12期の広場

12期の広場

サラマリコン


市岡高校12期 萩原貞雄

 サラマリコン、シュクラン、インシャーラと聞いてピンとくる人はアラブの国に何かしら縁のある人だ。それぞれこんにちは、ありがとう、アラーの神の思し召しをという意味だ。 長年、プラント建設で中東諸国の仕事をしてきた。その中でもサウジアラビアとの付き合いが長かった。1日5回のお祈り、禁酒、豚肉の禁止などなど。

 その中でも女性が肌を見せることは厳禁だ。サウジはアラブ諸国でも厳格なイスラム教徒の国だ。女性は家の外では肌はおろか髪の毛、顔を見せてもいけない。そのため、頭の先から足首まで黒いベールを覆っており、目の部分だけを出しているのだ。でもヨーロッパのブランド品が並ぶショッピングセンターを覗くと服、靴、下着などは色もハデハデで家の中と外では大いに違うのだ。

 その国でのお話。プラント建設というと何年もかかるので長期でその国に滞在することになる。
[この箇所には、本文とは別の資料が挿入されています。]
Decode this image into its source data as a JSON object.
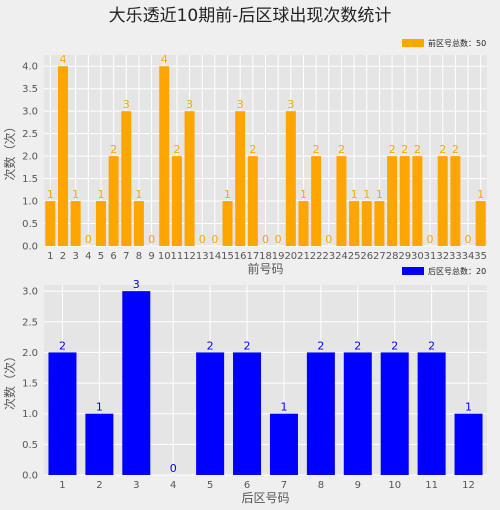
{
  "title": "大乐透近10期前-后区球出现次数统计",
  "chart_data": [
    {
      "type": "bar",
      "xlabel": "前号码",
      "ylabel": "次数（次）",
      "legend": "前区号总数：50",
      "legend_position": "top-right",
      "color": "#ffa500",
      "label_color": "#ffa500",
      "grid": true,
      "ylim": [
        0,
        4.25
      ],
      "yticks": [
        "0.0",
        "0.5",
        "1.0",
        "1.5",
        "2.0",
        "2.5",
        "3.0",
        "3.5",
        "4.0"
      ],
      "categories": [
        "1",
        "2",
        "3",
        "4",
        "5",
        "6",
        "7",
        "8",
        "9",
        "10",
        "11",
        "12",
        "13",
        "14",
        "15",
        "16",
        "17",
        "18",
        "19",
        "20",
        "21",
        "22",
        "23",
        "24",
        "25",
        "26",
        "27",
        "28",
        "29",
        "30",
        "31",
        "32",
        "33",
        "34",
        "35"
      ],
      "values": [
        1,
        4,
        1,
        0,
        1,
        2,
        3,
        1,
        0,
        4,
        2,
        3,
        0,
        0,
        1,
        3,
        2,
        0,
        0,
        3,
        1,
        2,
        0,
        2,
        1,
        1,
        1,
        2,
        2,
        2,
        0,
        2,
        2,
        0,
        1
      ]
    },
    {
      "type": "bar",
      "xlabel": "后区号码",
      "ylabel": "次数（次）",
      "legend": "后区号总数：20",
      "legend_position": "top-right",
      "color": "#0000ff",
      "label_color": "#0000ff",
      "grid": true,
      "ylim": [
        0,
        3.1
      ],
      "yticks": [
        "0.0",
        "0.5",
        "1.0",
        "1.5",
        "2.0",
        "2.5",
        "3.0"
      ],
      "categories": [
        "1",
        "2",
        "3",
        "4",
        "5",
        "6",
        "7",
        "8",
        "9",
        "10",
        "11",
        "12"
      ],
      "values": [
        2,
        1,
        3,
        0,
        2,
        2,
        1,
        2,
        2,
        2,
        2,
        1
      ]
    }
  ]
}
ある時正月を日本で過ごした私は新年をサウジで迎えた人の為にお土産をと思い、何が良いかいろいろ考えた。酒はご法度で、税関で見つかるとカラブチ(留置場)行きとなることを承知していた。中東のカラブチは待遇が極端に悪いのでそんなことはしない。 ビデオをお土産に持参することにした。いくつかのビデオを準備してサウジに持ち込んだ。当時はサウジの空港の入国審査、通関に半日位かかることも珍しくなかった。

 余談になるが、それまでにも入国する時、私のパスポートが1941年広島生まれとなっているのを見てお前良く生きていたなあと同情してくれたこともあった。原爆のことを言ってくれているのだ。実際は1941年大阪市港区生まれだがパスポートの発行が本籍の広島となっているためだ。

 それはさておき今回の入国審査は問題なくいつもの通りパス。 いよいよ通関となり荷物は全部調べられる。ビデオが出てきた。係官はそれを別室でチエックするという。しばらく待っていると係官が戻ってきてこれは持ち込めないという。なぜだと押し問答をしていたが係官はそれではこのビデオを一緒に見ようということになり別室に連れていかれビデオを再生した。ほどなく女性が舞台で歌っている場面が現れ、これがダメだという。 NHKの紅白歌合戦で女性歌手が歌っているだけの画面だ。少し胸や手足を出してはいるが。

親切にもビデオテープは画面を消せば持ち込めるという。 とんだお土産となった。



国際コンソーシアムでイタリアチームと打合。左から2人目が筆者。